Our Man in Havana – David Brauer
Sunday – back from beautiful Vinales to Havana, where a Guadi-like artist has transformed a neighborhood. Final walk around our hotel neighborhood, looking at faded beauties and live ones, plus a church with embalmed Jesus. Plus a final dinner.
Friday – Today, Vinales, one of the most beautiful places I’ve ever visited. Looks like Napa, but tobacco instead of grapes; bought farmer-rolled cigars (subtlety marinated in guava and honey) then visited an incredible cave network that ended with a river cruise out. Town of Vinales cute too – this is a big tourist town. If I could buy land here I would! First time I’ve seen a place that will easily become a top American destination, with all the problems crowds will bring.
Friday night in Havana – another great parador (private restaurant) and excellent hot jazz.
Thursday – Scenes from Trinidad – UNESCO World Heritage site, lovely smaller city, generous people – and later inCienfuegos, home of the Elephantes, a team that missed the playoffs because 10 players have gone to the US in recent years, including Jose Abreau. In America you buy a player’s jersey; in Cuba, the player sells it to you. Met wrestling coaches inside the stadium. The ballpark distances are in feet; the 465 was at the top of the stands. The day began on the Caribbean … ahhh.
Wed – Back in Cuba’s VERY limited wifi-zone for first time in 3 days. Lots of catching up. Wednesday in Santa Clara, where Che is buried (he won last revolutionary battle there). That’s his square. On to Trinidad, where there are now kids in Gophers shirts playing. Met wrestling coaches with office in stadium. Stayed on Caribbean – one of Cuba’s few great beaches. More of those photos to come.
Tuesday – another fancy lunch at a paladar where a high-level US-Cuba delegation met (not sure who/what discussed).
Music along the Malecon. Trip to giant flea market where gifts for kids obtained. Fave site at Museum of the Revolution: a bust venerating Lincoln (I’ve seen at least two so far) but more recent Republican presidents relegated to the Wall of the Cretins. The inscriptions are pretty funny (tho the W Nazi hat does cross the line). This is by far the harshest anti-American thing I’ve seen. The only other things are billboards likening the embargo to genocide.
Monday – began at a government office where we got the propaganda spiel – cost of doing biz, much to research. Then went to Havana’s biggest private cemetery, which is crumbling because the rich families responsible for their upkeep are no longer in the country. Yes, those are actual bones where one ossuary has fallen apart. A historian told us about cataloging baseball players actually buried under two monuments – not very accurate. Lunch at San Cristobal Paladar; best meal we’ve had in Cuba (I had lobster tail). Also Cuba’s national stadium, which seats 55,000 and is being renovated, a first since it opened in 1946. It needs it. Also the Floridita, a tourist trap where the daiquiri was invented.
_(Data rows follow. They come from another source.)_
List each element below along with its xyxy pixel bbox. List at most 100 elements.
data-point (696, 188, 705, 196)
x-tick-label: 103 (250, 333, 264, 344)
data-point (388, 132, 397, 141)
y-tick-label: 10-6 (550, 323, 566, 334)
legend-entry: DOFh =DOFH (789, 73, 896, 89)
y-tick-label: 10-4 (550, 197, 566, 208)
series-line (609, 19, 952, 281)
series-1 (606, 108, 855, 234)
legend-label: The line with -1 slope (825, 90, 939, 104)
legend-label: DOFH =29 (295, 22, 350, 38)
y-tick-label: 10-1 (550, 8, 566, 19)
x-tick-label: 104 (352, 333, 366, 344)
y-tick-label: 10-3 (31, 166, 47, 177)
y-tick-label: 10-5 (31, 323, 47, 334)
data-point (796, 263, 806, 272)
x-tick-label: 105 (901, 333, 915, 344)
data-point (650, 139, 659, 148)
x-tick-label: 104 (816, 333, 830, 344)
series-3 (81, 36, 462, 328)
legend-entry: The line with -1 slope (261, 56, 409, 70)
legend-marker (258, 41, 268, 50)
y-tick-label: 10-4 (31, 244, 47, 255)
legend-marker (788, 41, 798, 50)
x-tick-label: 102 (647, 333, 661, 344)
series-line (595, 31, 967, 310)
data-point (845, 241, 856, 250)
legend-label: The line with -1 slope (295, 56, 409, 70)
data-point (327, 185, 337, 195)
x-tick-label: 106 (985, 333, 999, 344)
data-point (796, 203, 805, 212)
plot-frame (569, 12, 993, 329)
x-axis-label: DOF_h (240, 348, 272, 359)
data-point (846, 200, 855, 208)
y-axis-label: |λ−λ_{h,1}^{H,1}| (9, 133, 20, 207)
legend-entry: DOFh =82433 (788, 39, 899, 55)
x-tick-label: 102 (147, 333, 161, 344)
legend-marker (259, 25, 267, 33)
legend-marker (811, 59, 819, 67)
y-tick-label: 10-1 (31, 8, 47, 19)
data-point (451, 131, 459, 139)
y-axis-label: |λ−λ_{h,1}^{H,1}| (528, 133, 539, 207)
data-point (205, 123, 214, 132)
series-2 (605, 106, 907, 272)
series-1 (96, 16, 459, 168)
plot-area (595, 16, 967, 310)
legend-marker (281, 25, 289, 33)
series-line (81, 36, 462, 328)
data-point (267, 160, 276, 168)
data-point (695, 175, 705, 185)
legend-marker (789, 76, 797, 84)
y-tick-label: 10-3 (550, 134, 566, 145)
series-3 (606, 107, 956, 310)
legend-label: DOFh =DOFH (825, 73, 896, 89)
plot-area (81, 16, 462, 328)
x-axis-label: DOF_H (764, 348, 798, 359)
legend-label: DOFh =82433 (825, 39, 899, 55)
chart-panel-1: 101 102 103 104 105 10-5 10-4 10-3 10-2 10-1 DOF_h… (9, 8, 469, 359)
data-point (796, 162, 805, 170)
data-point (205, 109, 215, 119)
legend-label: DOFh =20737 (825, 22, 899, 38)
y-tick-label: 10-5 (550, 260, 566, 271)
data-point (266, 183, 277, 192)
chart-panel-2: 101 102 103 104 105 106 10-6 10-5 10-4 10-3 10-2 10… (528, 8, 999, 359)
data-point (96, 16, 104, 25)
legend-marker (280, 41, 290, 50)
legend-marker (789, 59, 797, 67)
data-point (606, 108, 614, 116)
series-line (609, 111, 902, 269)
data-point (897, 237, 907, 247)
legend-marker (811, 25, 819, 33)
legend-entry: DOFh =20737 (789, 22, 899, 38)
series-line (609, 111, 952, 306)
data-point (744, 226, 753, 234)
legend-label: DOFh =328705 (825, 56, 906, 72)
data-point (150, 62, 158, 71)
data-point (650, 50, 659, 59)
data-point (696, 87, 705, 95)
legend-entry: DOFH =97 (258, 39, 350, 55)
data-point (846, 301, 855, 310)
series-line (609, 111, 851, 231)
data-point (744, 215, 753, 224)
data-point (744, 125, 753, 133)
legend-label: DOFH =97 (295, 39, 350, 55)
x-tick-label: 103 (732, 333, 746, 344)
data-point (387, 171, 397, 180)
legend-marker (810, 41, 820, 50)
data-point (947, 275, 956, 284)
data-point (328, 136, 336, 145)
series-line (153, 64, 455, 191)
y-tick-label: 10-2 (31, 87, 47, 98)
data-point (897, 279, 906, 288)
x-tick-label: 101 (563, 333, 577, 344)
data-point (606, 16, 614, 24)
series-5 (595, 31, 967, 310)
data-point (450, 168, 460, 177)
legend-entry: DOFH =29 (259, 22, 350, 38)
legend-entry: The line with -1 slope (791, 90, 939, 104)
Sunday night in Havana – Restaurant that looked as fancy as a slick American joint with great food – right next to an old man in a bare, ramshackle ground-floor apartment. With the Soviets gone and the Venezuelans going, American tourist bucks are so much more important. But you can feel the inequality ramping up. The first photos are of a Santeria art project (including the figure of Yemaya, who has a mural at Victor’s Cuban Cafe in our neighborhood. I succumbed and bought a $10 music CD – half a month’s wages for the head of the Cuban baseball writer’s Union.
Cuba Day 2 –
traded my shirt and a watch for a Cuban shirt and rum at the ballgame. It was a fair deal! Sarah Duniway
I need a watch for Xmas. Other photos from Pinar del Rio Series Nacional (major league) game (rainout make-up), and later meetings with Cuban baseball legends in Pinar Del Rio. The large man in the orange shirt is Tony Oliva’s brother.
Quick Cuba update – (crap internet connection, only one day in): 50s cars way outnumbered by newer models; things feel very peaceful and mellow (still early), feels richer than Belize, tourism number one industry which is sad (screw the blockade). Also, went to see kids play ball at Hemingway’s house – some one small guy pouting repute dad’s best efforts, so broke out one of my two dozen baseballs for just such and occasion – he was laughing playing ball with dad a minute later. Gringo hero!